Collaboration Quiz
by Patti Anklam
Colleagues Shawn Callahan and Mark Schenk from Anecdote, along with Nancy White have pleased a teaser on the Anecdote site about their work-in-progress on collaboration. They offer a quick quiz on collaboration capability.
[Update: The full paper Building a Collaborate Workplace is now available.]
They have made a useful distinction about three types of collaboration: team, community, and network, which enables them to offer a quiz with yes/no answers in these three categories. I like the quiz and I like the distinctions even more, as they actually offer an historical perspective on collaboration.
- Teams (a defined set of people working on a focused deliverable), and the importance of teams to workplace performance.
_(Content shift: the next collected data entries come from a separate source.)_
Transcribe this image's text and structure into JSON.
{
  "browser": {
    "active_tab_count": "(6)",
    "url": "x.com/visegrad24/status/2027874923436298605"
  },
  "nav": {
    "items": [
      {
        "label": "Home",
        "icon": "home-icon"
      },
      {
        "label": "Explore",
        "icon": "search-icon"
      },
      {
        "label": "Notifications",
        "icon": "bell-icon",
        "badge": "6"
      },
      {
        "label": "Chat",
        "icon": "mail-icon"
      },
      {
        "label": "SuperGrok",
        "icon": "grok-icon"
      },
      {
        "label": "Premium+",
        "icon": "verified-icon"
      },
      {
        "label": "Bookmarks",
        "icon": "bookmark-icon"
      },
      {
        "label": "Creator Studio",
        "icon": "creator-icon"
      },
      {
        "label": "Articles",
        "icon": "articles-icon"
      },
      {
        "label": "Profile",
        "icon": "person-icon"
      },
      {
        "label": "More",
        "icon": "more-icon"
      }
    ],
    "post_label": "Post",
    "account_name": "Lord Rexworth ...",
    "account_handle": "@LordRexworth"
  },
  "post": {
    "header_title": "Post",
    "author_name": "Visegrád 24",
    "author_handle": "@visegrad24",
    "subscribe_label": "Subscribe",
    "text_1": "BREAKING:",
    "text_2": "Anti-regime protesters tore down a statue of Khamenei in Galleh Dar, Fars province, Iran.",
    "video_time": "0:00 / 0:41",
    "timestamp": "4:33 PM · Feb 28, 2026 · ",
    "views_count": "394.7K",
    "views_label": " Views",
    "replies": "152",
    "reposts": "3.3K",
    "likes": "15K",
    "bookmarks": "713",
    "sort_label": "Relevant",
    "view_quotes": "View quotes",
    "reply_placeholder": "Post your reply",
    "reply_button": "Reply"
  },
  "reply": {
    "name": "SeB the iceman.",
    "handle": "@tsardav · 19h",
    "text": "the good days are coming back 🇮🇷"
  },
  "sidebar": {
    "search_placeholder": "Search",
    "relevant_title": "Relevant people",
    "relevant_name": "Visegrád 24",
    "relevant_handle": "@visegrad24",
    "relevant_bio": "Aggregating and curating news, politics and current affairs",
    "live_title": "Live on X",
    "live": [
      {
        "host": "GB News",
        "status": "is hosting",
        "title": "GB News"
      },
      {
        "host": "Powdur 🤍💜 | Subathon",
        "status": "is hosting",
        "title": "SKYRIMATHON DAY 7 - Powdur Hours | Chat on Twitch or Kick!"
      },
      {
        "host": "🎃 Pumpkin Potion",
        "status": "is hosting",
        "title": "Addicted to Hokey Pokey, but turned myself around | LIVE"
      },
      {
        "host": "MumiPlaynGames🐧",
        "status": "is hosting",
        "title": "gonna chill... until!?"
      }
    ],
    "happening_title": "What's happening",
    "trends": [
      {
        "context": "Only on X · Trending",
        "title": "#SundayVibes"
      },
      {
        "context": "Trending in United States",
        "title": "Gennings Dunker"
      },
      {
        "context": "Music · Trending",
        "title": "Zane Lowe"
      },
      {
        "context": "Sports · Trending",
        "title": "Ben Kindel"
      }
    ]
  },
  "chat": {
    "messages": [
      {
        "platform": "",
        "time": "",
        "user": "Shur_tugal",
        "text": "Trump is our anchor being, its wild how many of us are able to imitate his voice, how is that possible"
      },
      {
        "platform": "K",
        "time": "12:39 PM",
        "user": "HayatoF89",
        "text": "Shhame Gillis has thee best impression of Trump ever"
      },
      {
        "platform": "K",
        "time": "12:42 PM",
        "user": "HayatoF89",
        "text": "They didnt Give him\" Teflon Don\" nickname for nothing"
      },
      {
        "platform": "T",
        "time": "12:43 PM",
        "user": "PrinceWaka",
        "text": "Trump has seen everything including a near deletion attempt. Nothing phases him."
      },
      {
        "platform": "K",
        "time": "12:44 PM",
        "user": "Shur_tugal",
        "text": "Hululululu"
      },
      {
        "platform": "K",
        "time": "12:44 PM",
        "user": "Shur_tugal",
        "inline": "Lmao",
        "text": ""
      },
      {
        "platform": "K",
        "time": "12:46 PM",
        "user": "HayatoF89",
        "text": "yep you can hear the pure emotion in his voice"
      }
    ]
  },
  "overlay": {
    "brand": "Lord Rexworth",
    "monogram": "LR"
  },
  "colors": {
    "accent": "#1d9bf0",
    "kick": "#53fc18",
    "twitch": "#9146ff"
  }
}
Our workplaces were full of books on teams, training, and team metaphors.
- Communities (in which the boundaries are more loosely defined and there are more likely to be shared learning goals rather than fixed deliverables). We became conscious of communities and working with communities in the mid90s, as the work of Jean Lave and Etienne Wenger spread through the knowledge management community.
- Networks (undefined and unbounded groups of people who contribute to and draw from the value produced by the network as a whole). We are still in the early stages of understanding and harnessing networks in organizations.
Tools have evolved — or made possible — each of these levels. Project management tools for teams, collaboration software for communities, and Web/E2.0 capabilities for networks. Here’s one of the network questions from the quiz:
- People can recount stories of where they have found information from someone else’s book-marks, blogs or wikis that made a significant contribution to their work. True/False?
Funny, we couldn’t even have asked this question a year ago.